Your email address will not be published.

  1. The real problem in housing is the “Housing Industry”.
    New housing is too large, too much useless space marketed to buyers. Housing should be built where railway infrastructure is built prior to development. It should be made affordable by mass production, good design and reduction of wasted space.

    All road building should be abandoned the construction cost is far too high, space requirements far to big and capacity far too low for the numbers of people needed to be moved. Once population sizes and land areas reach a an unsustainable size no amount of road building can alleviate congestion,all attempts at congestion alleviation simply increase congestion.

    “Australian Suburban” McMansion housing should be legislated out of existence for all new housing. Housing sizes and energy efficiencies should be legislated, “extras” like multiple bathrooms, garages and home theatre rooms deleted from all future housing they impose too much cost on to Government/Councils for provision of infrastructure which must be paid for by taxpayers.

    Housing should be English row housing with common side walls as in the Victorian style housing in Glebe, Newtown, Redfern and Paddington, they should also be Victorian sized at 70Sqm for 2 bedroom and 90sqm for 3 bedroom. All should be built to allow for solar hot water and rooftop panels and have mandatory insulation,water reclamation standards.

    Walkable neighbourhoods are the model we need to aim for, where people can take their kids to school on foot, walk to the shops, recreations and to public transport. It’s the current housing sizes,road space and other car infrastructure,that induces the requirement for cars. Compact housing in higher densities and removal of car infrastructure reduces travel because every thing is closer and most things within walking distance.

    Any high density housing taller than 3 floor walkup is going to mandate energy using and possibly unsustainable infrastructure like lifts and air conditioning.

  2. In response to Ian’s contribution.
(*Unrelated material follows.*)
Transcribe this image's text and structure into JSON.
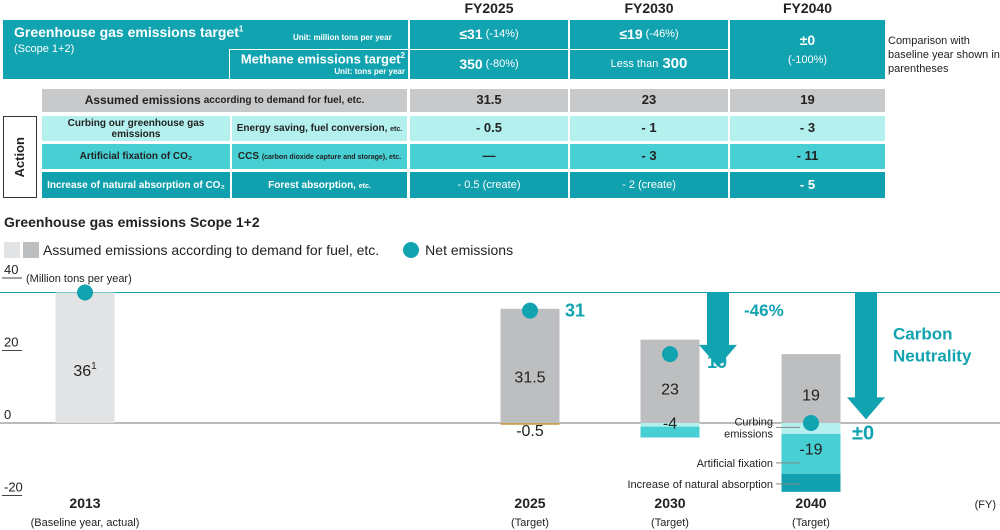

Building Thermally efficient buildings in the housing sector is a course in Australia’s largest deliverer of diploma in building and construction. So we are seeing more informed builders and site managers coming out with greater skills to advis se clients on more efficient design solutions and choices jn material selection. It will take a while to educate consumers that building regs are the minimum and you could get greater long term energy savings if they make more practical choices upfront. Designers and architects are key to improving to advocating efficient design.

  3. I would not be surprised if the MBA and the HIA are on the industry advisory panels of vocational building courses, and undermining course content improvements, in relation to sustainability.
    Trades people are still typically coming out of TAFE with little or no understanding of the enormous opportunities to positively contribute to lower energy costs and more comfortable homes. The MBA has very disappointing and misguided attitudes which are against Australia’s best interests.